An Efficient Single Image De-Raining Model With Decoupled Deep Networks

Single image de-raining is an emerging paradigm for many outdoor computer vision applications since rain streaks can significantly degrade the visibility and render the function compromised. The introduction of deep learning (DL) has brought about substantial advancement on de-raining methods. However, most existing DL-based methods use single homogeneous network architecture to generate de-rained images in a general image restoration manner, ignoring the discrepancy between rain location detection and rain intensity estimation. We find that this discrepancy would cause feature interference and representation ability degradation problems which significantly affect de-raining performance. In this paper, we propose a novel heterogeneous de-raining architecture aiming to decouple rain location detection and rain intensity estimation (DLINet). For these two subtasks, we provide dedicated network structures according to their differential properties to meet their respective performance requirements.
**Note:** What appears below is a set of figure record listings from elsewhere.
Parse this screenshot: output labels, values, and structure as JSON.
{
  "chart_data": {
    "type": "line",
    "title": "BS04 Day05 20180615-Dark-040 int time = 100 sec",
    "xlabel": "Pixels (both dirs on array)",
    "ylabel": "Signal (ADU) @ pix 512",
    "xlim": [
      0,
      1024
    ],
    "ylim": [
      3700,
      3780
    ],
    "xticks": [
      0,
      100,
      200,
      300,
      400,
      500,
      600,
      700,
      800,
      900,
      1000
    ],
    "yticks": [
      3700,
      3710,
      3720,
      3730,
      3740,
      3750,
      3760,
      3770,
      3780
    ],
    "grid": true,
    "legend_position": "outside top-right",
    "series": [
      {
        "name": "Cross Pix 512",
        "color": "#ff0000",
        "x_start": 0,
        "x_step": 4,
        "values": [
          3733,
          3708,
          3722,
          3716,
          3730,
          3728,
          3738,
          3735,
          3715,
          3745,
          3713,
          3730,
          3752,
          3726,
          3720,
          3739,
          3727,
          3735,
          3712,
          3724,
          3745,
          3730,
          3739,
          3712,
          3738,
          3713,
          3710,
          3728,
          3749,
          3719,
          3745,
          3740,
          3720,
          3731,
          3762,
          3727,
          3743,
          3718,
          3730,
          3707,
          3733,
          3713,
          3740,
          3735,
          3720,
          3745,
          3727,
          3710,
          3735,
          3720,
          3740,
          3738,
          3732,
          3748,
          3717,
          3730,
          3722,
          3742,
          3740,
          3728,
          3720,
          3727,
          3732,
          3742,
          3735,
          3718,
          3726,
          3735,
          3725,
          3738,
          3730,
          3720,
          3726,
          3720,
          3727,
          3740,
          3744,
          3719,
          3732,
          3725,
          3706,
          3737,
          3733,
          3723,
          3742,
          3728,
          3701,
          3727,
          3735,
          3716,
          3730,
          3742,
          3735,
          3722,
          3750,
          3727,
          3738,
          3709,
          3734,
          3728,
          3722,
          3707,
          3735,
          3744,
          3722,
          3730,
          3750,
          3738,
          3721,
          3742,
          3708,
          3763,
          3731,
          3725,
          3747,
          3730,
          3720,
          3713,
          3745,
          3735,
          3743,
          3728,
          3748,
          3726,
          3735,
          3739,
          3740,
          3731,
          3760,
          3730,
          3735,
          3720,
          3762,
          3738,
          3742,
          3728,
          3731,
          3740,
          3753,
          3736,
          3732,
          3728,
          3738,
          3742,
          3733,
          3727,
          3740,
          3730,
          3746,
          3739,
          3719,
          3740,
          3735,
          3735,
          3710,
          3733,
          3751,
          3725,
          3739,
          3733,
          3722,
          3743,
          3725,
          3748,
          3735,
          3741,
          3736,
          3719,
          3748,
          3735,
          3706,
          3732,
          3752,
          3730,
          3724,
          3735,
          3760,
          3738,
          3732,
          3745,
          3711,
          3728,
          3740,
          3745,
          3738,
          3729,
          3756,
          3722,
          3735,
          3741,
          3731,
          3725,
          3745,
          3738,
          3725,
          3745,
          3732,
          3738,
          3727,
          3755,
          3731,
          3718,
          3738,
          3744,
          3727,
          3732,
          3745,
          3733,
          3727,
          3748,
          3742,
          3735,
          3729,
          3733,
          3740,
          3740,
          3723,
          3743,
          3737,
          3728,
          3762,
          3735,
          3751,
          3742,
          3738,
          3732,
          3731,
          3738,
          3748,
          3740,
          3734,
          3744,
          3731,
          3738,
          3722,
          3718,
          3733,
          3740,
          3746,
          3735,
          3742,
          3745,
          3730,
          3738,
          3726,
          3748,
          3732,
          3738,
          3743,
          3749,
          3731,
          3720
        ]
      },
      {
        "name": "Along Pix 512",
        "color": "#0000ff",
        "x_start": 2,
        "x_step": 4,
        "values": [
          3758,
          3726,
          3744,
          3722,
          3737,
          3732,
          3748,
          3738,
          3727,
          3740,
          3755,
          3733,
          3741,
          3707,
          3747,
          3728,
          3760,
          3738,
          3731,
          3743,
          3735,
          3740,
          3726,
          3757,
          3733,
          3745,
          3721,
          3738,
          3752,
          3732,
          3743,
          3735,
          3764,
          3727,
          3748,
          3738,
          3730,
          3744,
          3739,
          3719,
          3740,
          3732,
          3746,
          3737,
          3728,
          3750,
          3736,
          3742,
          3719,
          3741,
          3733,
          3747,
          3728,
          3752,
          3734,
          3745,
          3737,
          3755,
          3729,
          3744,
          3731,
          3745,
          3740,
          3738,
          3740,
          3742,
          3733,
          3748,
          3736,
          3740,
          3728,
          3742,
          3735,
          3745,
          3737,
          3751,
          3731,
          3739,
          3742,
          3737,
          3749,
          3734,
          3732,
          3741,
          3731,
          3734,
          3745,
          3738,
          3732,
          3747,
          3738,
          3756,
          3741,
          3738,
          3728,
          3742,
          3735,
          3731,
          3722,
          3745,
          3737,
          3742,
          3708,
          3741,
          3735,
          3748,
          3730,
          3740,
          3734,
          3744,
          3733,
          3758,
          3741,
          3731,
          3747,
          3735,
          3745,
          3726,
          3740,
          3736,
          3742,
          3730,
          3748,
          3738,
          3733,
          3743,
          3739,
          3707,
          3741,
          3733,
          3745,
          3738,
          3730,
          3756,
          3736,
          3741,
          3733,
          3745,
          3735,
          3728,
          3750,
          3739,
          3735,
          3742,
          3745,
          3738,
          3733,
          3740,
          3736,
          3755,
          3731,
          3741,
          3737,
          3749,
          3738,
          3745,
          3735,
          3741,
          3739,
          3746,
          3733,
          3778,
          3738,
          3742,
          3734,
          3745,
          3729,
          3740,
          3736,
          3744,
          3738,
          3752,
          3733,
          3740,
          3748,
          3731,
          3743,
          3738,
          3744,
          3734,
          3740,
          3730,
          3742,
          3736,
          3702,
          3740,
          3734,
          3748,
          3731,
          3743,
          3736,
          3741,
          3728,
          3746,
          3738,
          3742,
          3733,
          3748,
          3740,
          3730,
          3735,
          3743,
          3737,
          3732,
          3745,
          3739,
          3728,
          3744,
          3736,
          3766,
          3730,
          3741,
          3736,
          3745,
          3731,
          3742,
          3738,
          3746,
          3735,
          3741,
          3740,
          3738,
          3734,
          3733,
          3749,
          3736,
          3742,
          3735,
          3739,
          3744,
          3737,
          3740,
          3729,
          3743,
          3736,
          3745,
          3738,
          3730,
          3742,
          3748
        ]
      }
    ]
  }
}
To coordinate the decoupled subnetworks, we develop a high-order collaborative network learning the dynamic inter-layer interactions between rain location and intensity. To effectively supervise the decoupled subnetworks during training, we propose a novel training strategy that imposes task-oriented supervision using the label learned via joint training. Extensive experiments on synthetic datasets and real-world rainy scenes demonstrate that the proposed method has great advantages over existing state-of-the-art methods.